Throughout her life she has taken every opportunity presented to her. She strives to achieve the best she can, with a strong sense of independence and determination. People, the land, animals and how they exist and interact has always been a passion. The move into agricultural science is a natural progression.
Academically Kaidy is an A grade student. Her ATAR or 93.35 is testament to her commitment to her studies. In addition to her DUX for her research project, she is a Year 12 A+ geography student. Throughout her secondary education, she has shown a great deal of independence and self-motivation. In addition to her straight A’s, she became a member of the Student Representative Council and participated in a short-term language exchange to Japan.
While completing a school assignment, she discovered an international program that focussed on environmental leadership. Her new goal was to become one of twelve students from across the world to be accepted in the Seeds of Change Sustainable Agriculture Program in Ecuador. She was accepted as the only Australian participant. She set out on her first solo trip overseas, making her own way from Adelaide to Quito. She was 16 years old. Her parents didn’t know she had applied for the programme.
On her return from Ecuador, Kaidy wrote an article about the importance of increasing biological activity in soils. It was published in multiple farming magazines and online. She was invited to present a lecture about adopting sustainable farming practices and soil health to local farmers.
World-renowned microbial ecologist Dr Wendy Taheri inspired Kaidy to peruse a career in soil science.

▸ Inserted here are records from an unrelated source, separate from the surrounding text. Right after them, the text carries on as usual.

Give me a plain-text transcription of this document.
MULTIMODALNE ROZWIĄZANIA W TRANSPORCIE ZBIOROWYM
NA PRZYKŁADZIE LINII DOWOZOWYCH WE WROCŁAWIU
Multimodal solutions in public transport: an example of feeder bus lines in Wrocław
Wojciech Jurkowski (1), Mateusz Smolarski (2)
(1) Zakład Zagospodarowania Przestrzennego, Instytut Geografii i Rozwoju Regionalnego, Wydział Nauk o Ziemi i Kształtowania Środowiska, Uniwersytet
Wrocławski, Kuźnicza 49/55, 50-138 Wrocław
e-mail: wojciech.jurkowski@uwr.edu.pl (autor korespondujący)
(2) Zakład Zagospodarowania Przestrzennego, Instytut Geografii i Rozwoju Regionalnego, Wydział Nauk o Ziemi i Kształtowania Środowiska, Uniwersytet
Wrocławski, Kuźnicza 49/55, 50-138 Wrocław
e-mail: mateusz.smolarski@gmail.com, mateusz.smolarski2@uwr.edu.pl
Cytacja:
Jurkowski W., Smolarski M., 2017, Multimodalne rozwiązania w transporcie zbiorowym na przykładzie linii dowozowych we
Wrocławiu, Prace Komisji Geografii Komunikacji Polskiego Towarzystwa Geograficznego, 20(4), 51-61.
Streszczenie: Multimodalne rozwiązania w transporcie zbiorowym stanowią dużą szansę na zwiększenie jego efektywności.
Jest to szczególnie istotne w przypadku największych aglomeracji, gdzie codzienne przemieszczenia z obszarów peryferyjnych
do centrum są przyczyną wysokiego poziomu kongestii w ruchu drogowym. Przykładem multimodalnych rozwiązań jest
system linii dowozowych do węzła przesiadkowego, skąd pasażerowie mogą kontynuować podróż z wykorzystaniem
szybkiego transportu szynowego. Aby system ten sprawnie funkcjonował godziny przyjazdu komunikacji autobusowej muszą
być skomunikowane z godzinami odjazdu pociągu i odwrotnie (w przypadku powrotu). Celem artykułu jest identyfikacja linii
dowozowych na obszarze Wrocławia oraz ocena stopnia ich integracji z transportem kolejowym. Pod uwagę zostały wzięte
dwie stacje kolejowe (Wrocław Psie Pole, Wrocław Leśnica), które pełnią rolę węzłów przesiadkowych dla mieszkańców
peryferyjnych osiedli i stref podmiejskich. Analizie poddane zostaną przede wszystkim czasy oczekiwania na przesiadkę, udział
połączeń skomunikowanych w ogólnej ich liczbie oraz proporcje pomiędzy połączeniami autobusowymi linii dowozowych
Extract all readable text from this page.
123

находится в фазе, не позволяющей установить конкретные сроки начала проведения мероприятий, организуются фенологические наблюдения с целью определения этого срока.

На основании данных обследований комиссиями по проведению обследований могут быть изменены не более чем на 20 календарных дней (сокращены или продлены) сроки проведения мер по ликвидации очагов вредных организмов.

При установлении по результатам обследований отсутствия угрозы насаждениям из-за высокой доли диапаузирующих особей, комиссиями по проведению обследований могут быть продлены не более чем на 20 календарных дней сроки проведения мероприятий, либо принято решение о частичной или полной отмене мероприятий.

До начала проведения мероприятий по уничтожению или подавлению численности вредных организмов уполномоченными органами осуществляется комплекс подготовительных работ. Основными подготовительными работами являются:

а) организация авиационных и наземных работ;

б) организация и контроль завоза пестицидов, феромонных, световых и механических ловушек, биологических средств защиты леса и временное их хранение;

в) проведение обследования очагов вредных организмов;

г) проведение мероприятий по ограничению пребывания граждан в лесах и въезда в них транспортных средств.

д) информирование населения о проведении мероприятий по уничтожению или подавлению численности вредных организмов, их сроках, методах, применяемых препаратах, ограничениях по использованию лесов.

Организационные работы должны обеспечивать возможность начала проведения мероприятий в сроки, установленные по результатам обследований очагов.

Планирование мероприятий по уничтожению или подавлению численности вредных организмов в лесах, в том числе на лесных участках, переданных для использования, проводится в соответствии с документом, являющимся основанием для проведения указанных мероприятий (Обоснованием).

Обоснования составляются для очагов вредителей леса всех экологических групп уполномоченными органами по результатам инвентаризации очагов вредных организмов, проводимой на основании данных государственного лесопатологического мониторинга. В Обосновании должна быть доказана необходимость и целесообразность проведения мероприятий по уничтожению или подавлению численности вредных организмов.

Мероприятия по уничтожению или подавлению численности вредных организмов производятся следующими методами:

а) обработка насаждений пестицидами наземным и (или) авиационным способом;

In her role as female School Captain at St Joseph’s, Kaidy demonstrated strong proactive leadership skills through her organisation of refugee awareness and environmental protection activities within the school community. She has the ability to consider and show empathy for the opinions and circumstances of others.
Kaidy has been presented with a variety of community-based accolades including the Mayor’s Leadership Award. She was the inaugural recipient of the prestigious Order of Australia Association Student Citizenship Award for her volunteer work at respite camps as a mentor for disabled children, through the CARA organisation.

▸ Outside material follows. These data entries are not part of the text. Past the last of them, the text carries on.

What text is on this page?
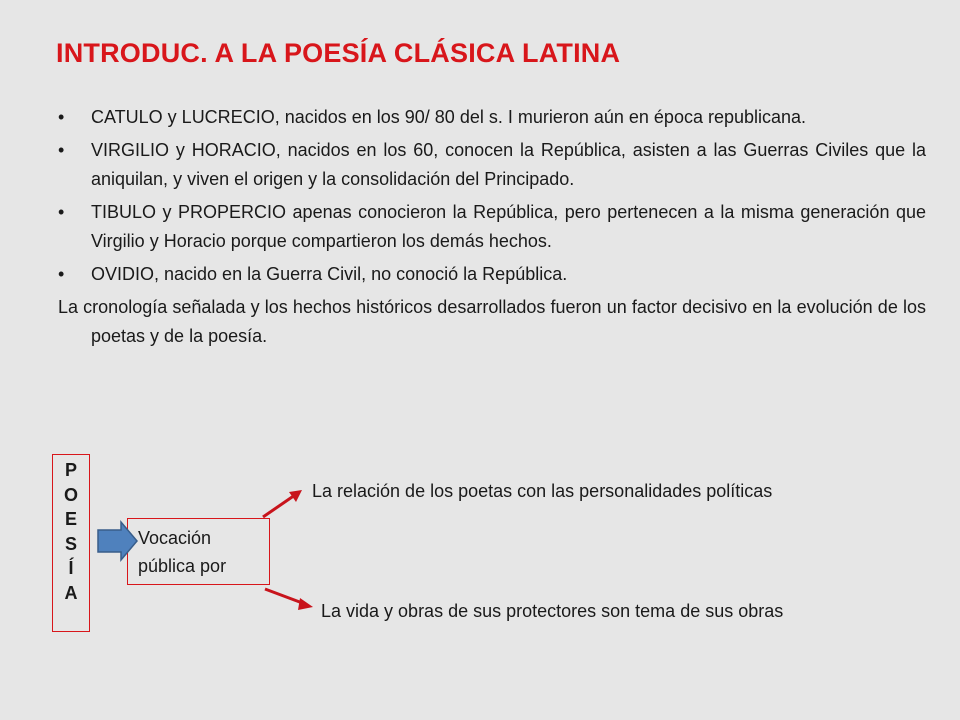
INTRODUC. A LA POESÍA CLÁSICA LATINA
• CATULO y LUCRECIO, nacidos en los 90/ 80 del s. I murieron aún en época republicana.
• VIRGILIO y HORACIO, nacidos en los 60, conocen la República, asisten a las Guerras Civiles que la aniquilan, y viven el origen y la consolidación del Principado.
• TIBULO y PROPERCIO apenas conocieron la República, pero pertenecen a la misma generación que Virgilio y Horacio porque compartieron los demás hechos.
• OVIDIO, nacido en la Guerra Civil, no conoció la República.
La cronología señalada y los hechos históricos desarrollados fueron un factor decisivo en la evolución de los poetas y de la poesía.
P
O
E
S
Í
A
Vocación
pública por
La relación de los poetas con las personalidades políticas
La vida y obras de sus protectores son tema de sus obras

She has also been involved in Relay for Life, working with Fred’s Van to serve meals to less fortunate members of the Port Lincoln community and for being an environmental advocate.

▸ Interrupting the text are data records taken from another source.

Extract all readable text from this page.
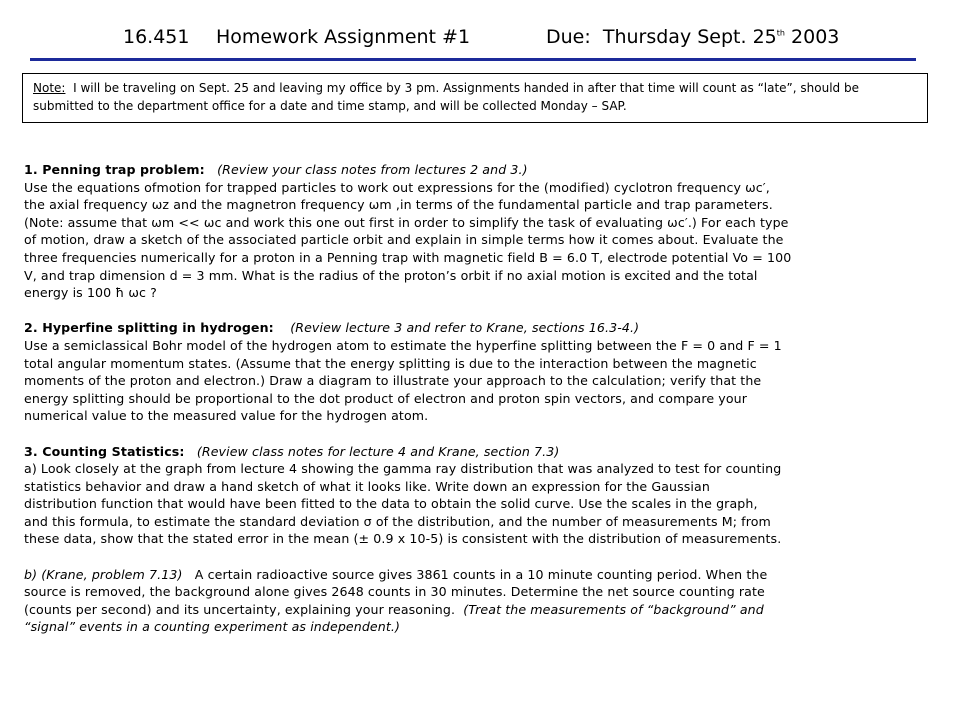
16.451

Homework Assignment #1

	Due:  Thursday Sept. 25th 2003

Note: I will be traveling on Sept. 25 and leaving my office by 3 pm. Assignments handed in after that time will count as “late”, should be submitted to the department office for a date and time stamp, and will be collected Monday – SAP.

1. Penning trap problem: (Review your class notes from lectures 2 and 3.)

Use the equations ofmotion for trapped particles to work out expressions for the (modified) cyclotron frequency ωc′,

the axial frequency ωz and the magnetron frequency ωm ,in terms of the fundamental particle and trap parameters.

(Note: assume that ωm << ωc and work this one out first in order to simplify the task of evaluating ωc′.) For each type

of motion, draw a sketch of the associated particle orbit and explain in simple terms how it comes about. Evaluate the

three frequencies numerically for a proton in a Penning trap with magnetic field B = 6.0 T, electrode potential Vo = 100

V, and trap dimension d = 3 mm. What is the radius of the proton’s orbit if no axial motion is excited and the total

energy is 100 ħ ωc ?

2. Hyperfine splitting in hydrogen: (Review lecture 3 and refer to Krane, sections 16.3-4.)

Use a semiclassical Bohr model of the hydrogen atom to estimate the hyperfine splitting between the F = 0 and F = 1

total angular momentum states. (Assume that the energy splitting is due to the interaction between the magnetic

moments of the proton and electron.) Draw a diagram to illustrate your approach to the calculation; verify that the

energy splitting should be proportional to the dot product of electron and proton spin vectors, and compare your

numerical value to the measured value for the hydrogen atom.

3. Counting Statistics: (Review class notes for lecture 4 and Krane, section 7.3)

a) Look closely at the graph from lecture 4 showing the gamma ray distribution that was analyzed to test for counting

statistics behavior and draw a hand sketch of what it looks like. Write down an expression for the Gaussian

distribution function that would have been fitted to the data to obtain the solid curve. Use the scales in the graph,

and this formula, to estimate the standard deviation σ of the distribution, and the number of measurements M; from

these data, show that the stated error in the mean (± 0.9 x 10-5) is consistent with the distribution of measurements.

b) (Krane, problem 7.13) A certain radioactive source gives 3861 counts in a 10 minute counting period. When the

source is removed, the background alone gives 2648 counts in 30 minutes. Determine the net source counting rate

(counts per second) and its uncertainty, explaining your reasoning. (Treat the measurements of “background” and

“signal” events in a counting experiment as independent.)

Her Gap Year was spent at St Joseph’s working as a full-time Physical Education Trainee. This role allowed her to work with young children, particularly those affected by physical and intellectual disabilities to improve their fine motor skills and the way they approach life challenges.
Kaidy believes that through completing a degree in agricultural science, she will play a significant role in soil science and securing the future of agriculture in Australia.
Australian agriculture needs more young people like Kaidy Morgan. In many ways, the future of rural and regional Australia is in her hands. C.A.S. Hawker would be proud of her achievements and her commitment.